Kapolres Pakpak Bharat, AKBP Pebriandi Haloho, S.H., S.I.K., M.Si., melalui Plh. Kasat Reskrim Iptu Charles Manurung, S.H., menjelaskan bahwa pelapor dan terduga pelaku masih memiliki hubungan keluarga.

Kejadian bermula saat pelapor, BRRB, bersama ibu dan saudaranya melakukan pemagaran di lahan pekarangan rumah milik mereka pada Jumat (4/4/2025) sekitar pukul 10.00 WIB. Melihat hal tersebut, terduga pelaku merasa keberatan dan mendatangi lokasi sambil marah-marah. Ia juga mengucapkan ancaman, “Ku bikin mati kalian semua nanti ya,” sambil melemparkan batu ke arah pelapor dan keluarganya.

Pelapor sempat mengelak, namun batu tersebut mengenai punggung sebelah kanannya. Tidak hanya itu, dua anak terduga pelaku yang berinisial MB dan M juga ikut melempar pelapor dan keluarganya. Akibat serangan tersebut, pelapor dan keluarganya berlari masuk ke dalam rumah.
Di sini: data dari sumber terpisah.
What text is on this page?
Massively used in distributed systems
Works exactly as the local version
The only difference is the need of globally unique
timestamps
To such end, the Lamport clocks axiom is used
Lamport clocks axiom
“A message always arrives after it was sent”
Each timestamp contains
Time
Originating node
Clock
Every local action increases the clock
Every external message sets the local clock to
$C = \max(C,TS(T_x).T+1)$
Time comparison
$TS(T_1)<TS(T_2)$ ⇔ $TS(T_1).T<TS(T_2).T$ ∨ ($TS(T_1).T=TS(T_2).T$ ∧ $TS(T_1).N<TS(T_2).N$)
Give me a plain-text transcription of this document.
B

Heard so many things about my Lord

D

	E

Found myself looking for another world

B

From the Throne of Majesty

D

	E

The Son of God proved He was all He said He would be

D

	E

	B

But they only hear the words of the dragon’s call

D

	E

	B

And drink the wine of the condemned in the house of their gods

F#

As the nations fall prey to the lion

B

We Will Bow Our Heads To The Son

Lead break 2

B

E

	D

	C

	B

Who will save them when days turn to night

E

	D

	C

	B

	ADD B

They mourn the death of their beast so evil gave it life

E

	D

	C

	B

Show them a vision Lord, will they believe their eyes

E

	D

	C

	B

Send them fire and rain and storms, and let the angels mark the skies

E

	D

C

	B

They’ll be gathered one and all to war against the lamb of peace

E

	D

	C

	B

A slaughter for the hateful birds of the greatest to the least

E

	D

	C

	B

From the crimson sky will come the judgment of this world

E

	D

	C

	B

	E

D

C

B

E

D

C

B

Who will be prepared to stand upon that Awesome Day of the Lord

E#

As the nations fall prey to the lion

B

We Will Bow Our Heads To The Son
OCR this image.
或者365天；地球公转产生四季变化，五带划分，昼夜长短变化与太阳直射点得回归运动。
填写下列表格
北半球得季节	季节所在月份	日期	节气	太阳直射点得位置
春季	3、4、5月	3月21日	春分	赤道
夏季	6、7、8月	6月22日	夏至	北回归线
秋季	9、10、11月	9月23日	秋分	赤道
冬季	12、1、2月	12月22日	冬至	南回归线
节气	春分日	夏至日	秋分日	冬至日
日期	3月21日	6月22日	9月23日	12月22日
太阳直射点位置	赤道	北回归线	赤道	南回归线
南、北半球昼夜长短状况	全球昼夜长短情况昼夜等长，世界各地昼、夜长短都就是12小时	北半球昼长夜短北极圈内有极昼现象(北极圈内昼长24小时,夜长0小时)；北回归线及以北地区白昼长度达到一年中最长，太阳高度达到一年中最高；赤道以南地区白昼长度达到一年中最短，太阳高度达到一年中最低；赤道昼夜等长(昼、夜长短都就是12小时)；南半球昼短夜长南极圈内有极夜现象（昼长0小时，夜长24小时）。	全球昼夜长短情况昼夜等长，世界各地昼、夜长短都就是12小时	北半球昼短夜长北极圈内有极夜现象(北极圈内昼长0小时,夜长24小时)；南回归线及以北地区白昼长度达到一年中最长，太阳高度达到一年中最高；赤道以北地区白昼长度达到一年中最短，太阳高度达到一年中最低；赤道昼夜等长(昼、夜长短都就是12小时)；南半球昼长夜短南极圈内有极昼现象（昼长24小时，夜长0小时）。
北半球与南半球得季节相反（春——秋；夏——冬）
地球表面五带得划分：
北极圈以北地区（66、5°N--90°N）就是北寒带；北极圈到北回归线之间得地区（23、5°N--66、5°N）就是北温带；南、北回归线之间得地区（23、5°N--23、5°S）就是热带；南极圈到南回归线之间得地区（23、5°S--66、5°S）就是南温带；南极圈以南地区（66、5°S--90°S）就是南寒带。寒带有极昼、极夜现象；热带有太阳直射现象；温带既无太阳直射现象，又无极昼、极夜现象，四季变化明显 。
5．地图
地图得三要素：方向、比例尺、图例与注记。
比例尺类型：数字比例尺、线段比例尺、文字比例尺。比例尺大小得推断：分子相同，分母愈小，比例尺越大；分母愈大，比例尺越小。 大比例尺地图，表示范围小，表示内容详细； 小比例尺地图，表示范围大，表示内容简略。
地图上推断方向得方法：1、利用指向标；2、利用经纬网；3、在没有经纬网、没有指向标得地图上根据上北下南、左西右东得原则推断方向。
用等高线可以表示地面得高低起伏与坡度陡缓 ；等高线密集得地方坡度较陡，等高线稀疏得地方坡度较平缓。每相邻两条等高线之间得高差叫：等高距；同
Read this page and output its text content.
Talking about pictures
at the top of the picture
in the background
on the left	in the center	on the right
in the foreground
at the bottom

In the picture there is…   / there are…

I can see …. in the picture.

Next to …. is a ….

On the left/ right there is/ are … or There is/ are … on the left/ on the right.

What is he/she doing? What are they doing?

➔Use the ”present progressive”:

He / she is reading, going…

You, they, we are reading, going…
Meski begitu, terduga pelaku masih melakukan pelemparan, namun tidak mengenai sasaran karena terhalang pohon jagung dan kopi.

Kejadian ini sempat direkam oleh pihak keluarga pelapor menggunakan ponsel dan kemudian menjadi viral di media sosial.

“Merasa tidak senang atas kejadian tersebut, pelapor membuat laporan pengaduan ke Polres Pakpak Bharat pada hari yang sama, Jumat (4/4/2025) pukul 16.30 WIB. Kakak kandung pelapor, Mantrina Banurea, juga membagikan video kejadian kepada temannya di Medan untuk diviralkan melalui Facebook, salah satunya melalui akun Tribun Medan pada Senin (14/4/2025),” jelas Iptu Charles.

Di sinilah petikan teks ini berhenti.